A couple listens to their radio, 1938
Even though rural listeners constituted a dedicated and sought-after audience, early radio stations emanated from larger population centers. Throughout the 1930s and 1940s, while some locales boasted independent "farmer" stations, most rural dwellers received the signals of dominant clear-channel stations located in regional hubs. In an effort to regulate the airwaves and prevent signal interference, the FCC authorized these prominent stations to broadcast with high-power and to hold exclusive claim on their frequency, day and night. Without local stations, rural and small town listeners became adept at picking up signals and tuning in to programming from the many large stations.13
A couple listens to their radio, West Virginia, 1938.

Radio's big-city bias changed after World War II. Eager to promote the growth of the medium, the FCC declared in October 1945 that it was resuming "normal consideration of applications for new stations." Broadcast radio entered a new era.14 Across the country, post-war entrepreneurs began to realize the commercial potential in radio and soon triggered an explosion of new AM, and now FM, stations.
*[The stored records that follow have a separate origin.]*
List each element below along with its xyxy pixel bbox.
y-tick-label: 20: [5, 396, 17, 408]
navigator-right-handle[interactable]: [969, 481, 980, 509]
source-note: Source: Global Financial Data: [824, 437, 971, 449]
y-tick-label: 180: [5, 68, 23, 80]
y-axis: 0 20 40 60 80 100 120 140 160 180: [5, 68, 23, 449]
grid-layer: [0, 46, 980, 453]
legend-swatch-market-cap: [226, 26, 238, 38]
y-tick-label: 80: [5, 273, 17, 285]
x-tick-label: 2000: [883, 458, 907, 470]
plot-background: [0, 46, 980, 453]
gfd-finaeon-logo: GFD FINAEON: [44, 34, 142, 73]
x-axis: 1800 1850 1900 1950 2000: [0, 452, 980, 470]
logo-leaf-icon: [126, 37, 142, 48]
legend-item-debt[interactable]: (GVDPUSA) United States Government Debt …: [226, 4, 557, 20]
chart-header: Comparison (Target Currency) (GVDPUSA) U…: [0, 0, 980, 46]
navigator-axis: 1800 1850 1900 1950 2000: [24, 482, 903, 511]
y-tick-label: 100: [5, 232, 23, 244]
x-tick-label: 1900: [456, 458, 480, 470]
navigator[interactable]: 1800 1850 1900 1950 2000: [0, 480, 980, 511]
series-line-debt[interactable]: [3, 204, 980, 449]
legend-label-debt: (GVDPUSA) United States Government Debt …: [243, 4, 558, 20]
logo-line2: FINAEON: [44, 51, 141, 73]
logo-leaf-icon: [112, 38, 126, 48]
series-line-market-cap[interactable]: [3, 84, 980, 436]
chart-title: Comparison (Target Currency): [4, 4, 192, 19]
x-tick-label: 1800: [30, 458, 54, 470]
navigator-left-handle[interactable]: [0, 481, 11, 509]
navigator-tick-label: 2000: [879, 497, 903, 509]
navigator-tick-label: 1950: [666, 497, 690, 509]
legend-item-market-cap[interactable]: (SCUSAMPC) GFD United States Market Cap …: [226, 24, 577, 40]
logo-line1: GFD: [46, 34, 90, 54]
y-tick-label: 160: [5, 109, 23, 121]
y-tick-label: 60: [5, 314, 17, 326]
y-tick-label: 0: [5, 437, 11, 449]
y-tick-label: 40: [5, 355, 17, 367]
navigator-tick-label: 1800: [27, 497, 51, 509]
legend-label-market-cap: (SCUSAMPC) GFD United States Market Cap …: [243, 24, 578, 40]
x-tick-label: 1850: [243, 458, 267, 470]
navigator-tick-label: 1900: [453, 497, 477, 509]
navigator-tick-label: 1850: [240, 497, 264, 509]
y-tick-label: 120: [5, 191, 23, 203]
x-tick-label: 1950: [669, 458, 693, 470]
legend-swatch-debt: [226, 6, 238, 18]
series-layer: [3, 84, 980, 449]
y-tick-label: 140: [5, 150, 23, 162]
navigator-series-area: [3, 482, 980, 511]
In contrast with radio's early period, during the late 1940s and early 1950s ambitious young broadcasters began to locate in smaller, underserved, and less-populated places. During the first few years following the war, the number of cities and towns with local radio service doubled.15 AM 1450 WLAF in LaFollette, Tennessee, took to the airwaves in 1953 and, for the first time, provided the town and surrounding county with a broadcast platform for cultural self-projection.